The parents of Ali Kemp continue to fight for justice even after their daughter’s murder through a self-defense program called The Ali Kemp Educational Foundation, or TAKE, a director and instructor of the program said.

TAKE Executive Director and instructor Jill Leiker said TAKE had two main goals: to teach women self-defense and to provide educational scholarships to young women who reflected the spirit and standards Kemp herself showed.

“Her parents, being selfless as they are, said, ‘We have to do something to keep this from happening to other people so other families don’t have to go through this,’” Leiker said.

Pi Beta Phi Event Coordinator Elizabeth Ellis said this was the second year for TAKE to visit the TCU campus. The Pi Phis sponsored the event with Alpha Delta Pi sorority and Sigma Phi Epsilon fraternity on March 8 for all TCU women.

Ellis said her sorority participated in the event because Kemp was a Pi Phi at Kansas State University. Additionally, Ellis’s mother was a member of ADPi and her father was a member of Sig Ep.

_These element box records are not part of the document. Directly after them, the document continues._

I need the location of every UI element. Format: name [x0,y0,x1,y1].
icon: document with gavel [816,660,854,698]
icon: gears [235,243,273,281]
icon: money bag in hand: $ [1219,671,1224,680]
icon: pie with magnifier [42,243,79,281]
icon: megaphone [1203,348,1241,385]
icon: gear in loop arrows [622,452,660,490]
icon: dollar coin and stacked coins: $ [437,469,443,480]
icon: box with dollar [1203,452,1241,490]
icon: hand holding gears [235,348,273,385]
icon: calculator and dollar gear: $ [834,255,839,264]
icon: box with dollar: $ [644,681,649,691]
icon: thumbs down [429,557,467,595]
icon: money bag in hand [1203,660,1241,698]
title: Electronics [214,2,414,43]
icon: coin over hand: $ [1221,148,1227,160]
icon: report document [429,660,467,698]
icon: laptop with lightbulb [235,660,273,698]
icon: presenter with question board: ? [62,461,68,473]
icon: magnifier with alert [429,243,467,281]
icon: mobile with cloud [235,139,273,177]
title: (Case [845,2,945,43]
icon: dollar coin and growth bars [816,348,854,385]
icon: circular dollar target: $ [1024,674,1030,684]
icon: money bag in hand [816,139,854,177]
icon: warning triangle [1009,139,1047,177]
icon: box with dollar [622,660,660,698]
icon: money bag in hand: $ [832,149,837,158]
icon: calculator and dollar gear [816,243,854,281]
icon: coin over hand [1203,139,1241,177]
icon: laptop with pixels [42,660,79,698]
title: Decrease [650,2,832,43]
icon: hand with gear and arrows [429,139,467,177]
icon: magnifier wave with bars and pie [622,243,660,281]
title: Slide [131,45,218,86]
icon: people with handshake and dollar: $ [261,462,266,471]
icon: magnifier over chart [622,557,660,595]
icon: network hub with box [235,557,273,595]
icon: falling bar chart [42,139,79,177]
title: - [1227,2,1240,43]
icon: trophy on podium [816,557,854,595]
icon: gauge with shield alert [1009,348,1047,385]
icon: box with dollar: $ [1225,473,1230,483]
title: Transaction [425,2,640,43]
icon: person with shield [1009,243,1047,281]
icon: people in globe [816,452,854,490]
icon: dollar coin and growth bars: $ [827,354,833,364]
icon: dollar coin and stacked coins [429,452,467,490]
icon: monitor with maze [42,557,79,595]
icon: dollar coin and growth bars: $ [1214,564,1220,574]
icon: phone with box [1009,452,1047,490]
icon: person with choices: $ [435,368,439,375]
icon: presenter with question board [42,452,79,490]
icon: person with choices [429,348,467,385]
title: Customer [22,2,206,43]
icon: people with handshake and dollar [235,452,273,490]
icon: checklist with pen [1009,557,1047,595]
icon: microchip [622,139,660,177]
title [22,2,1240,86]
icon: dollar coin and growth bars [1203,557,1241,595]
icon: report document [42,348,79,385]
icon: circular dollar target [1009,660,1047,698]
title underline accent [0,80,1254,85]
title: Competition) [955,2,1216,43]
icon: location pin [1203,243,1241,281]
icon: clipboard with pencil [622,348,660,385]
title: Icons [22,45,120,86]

The three Greek organizations donated to TAKE. Additionally, the Interfraternity Council and other sororities on campus made donations to the program.

“We’re trying to kind of make it into a bigger deal and involve other sororities,” Ellis said.

Leiker said the Greek community was the largest demographic for the self-defense program. Originally the program was focused on the collegiate group but quickly expanded due to demands from gyms, community centers and schools.

Since the program launched in 2005, TAKE has instructed more than 48,000 women across the country.

“We really had no idea how old somebody would be that would be interested in this class, and actually our oldest student at this point has been 90 years old,” Leiker said.

Ellis said the event was timely for university women due to the recent university crime alerts on and off campus. She said TAKE taught self-defense techniques that were relevant to college women because Kemp was a freshman in college when she was murdered.

Women at the event said they were motivated to attend because of the crime alerts but that they still felt safe on campus.

Junior nutrition major Madelyn Wilson said she felt safe on campus but she wanted to come after she learned about Kemp and the mission behind TAKE.

Sophomore strategic communication major Dru Boyd said she attended the event for safety tips she could use the rest of her life on and off campus.

“I know that we have a great police force, and there are emergency poles that are pretty close,” Boyd said. “But with the crime alerts lately and just stuff that’s been going on, it’s nice to know what to do.”